Perez Hilton finally stepped over the line by Tweeting allegedly fake pictures of 17-year-old Miley Cyrus' private parts. But, anyone who's paid any attention to Perez's 'career' probably wouldn't be surprised.
The controversial blogger who became famous from posting -- some would argue 'stealing' -- tabloid photos and adding his own "doodles" could now face child pornography charges for distributing the fake image of Miley.
I first met Perez -- aka Mario Lavanderia -- long before he was Perez, when he was working in a low-level position at Star magazine. He was an awkward young guy, struggling to find his place in the competitive world of celeb gossip. After he was fired from Star, Lavanderia attempted a career as an actor, worked as a media relations assistant for LGBT organization GLAAD, freelanced as a writer for gay publications and worked as a receptionist for NYC gay events club Urban Outings.
It was when none of these endeavors succeeded that Lavanderia, in 2005, turned to blogging "because it seemed easy," he said. Perez was born and success came quickly.
This isn't the first time Perez has found himself in legal hot water. On November 30, 2006, celebrity photo agency X17Online filed a lawsuit. On April 23, 2007, a consortium of five celebrity photo agencies filed a joint lawsuit against Hilton for alleged copyright infringement. Just days later, on April 26, 2007 celebrity photo agency PhotoNews claimed $4,200 in damages for his alleged unauthorized use of a single copyrighted paparazzi photograph. Shortly after, Hilton's web host dropped his site upon threats of liability in the cases outlined above.
It's also not the first time Hilton's character has been questioned. Kim Ficera, contributing writer for AfterEllen.com, wrote, "I have to question the character of a man who attacks others on such deeply personal levels, without provocation and for self-benefit, monetary or otherwise. ... If he's emotionally incapable of exhibiting even the tiniest bit of compassion for closeted people, if he can't be sensitive to the fact that coming out is a very personal decision and that the process can be difficult for some -- especially celebrities -- I feel sorry for him."
But there is something different about Perez's most recent questionable act -- and it's not necessarily only the Miley photo that has ABC Daytime pulling its ads from his site (will others follow suit?).

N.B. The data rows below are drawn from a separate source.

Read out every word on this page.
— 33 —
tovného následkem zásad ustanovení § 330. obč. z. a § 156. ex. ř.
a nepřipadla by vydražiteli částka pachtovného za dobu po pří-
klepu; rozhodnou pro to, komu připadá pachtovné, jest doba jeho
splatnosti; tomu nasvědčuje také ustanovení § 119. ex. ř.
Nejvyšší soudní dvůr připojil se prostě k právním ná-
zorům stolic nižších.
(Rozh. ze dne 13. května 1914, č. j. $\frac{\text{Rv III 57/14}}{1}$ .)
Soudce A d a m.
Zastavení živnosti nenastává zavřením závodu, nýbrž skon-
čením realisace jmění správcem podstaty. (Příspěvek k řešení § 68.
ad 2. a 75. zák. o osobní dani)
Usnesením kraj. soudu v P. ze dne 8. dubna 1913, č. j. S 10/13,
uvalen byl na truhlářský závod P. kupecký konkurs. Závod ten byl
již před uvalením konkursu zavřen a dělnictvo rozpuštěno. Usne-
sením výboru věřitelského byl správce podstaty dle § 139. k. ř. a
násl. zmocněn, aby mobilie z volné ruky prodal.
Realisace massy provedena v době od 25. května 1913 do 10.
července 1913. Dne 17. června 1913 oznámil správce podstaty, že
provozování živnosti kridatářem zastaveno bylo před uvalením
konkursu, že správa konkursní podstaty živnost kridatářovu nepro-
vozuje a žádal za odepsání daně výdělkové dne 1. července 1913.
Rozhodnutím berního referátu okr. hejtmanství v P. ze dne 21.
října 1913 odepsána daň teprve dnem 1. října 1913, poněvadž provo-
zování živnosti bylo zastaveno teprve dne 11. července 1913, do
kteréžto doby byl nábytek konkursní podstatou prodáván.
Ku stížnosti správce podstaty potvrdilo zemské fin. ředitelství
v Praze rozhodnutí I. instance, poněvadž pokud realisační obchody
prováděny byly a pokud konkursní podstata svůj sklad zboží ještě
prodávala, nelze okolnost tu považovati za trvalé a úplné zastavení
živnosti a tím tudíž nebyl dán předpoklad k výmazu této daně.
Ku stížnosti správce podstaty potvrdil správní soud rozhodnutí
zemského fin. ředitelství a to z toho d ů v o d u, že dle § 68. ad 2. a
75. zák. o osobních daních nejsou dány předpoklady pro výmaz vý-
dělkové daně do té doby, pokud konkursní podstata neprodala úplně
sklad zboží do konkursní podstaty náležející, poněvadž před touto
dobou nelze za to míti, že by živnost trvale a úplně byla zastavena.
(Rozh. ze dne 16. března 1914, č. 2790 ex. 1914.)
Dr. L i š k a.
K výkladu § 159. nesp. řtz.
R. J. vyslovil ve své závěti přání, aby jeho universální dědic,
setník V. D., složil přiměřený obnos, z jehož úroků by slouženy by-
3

What's different this time is that we have changed. As the recession continues, the war seemingly having no end in sight, and people struggling every day simply to pay their bills, we are no longer willing to sit by and laugh at Perez's arrogance. It's just not cool to support a bully, or someone who thinks that making fun of others makes him interesting.
Thankfully, we are a different country than we were just a few years ago when Perez's style of gossip was at its height. And unless Perez wakes up and realizes that too, he'll find himself with even bigger troubles than the legal mess he's now in over Miley. Sure, we can still make fun or celebrities (Jon Gosselin, anyone?), but being mean for mean's sake is over. We are better than that. Let's be Naughty But Nice, instead!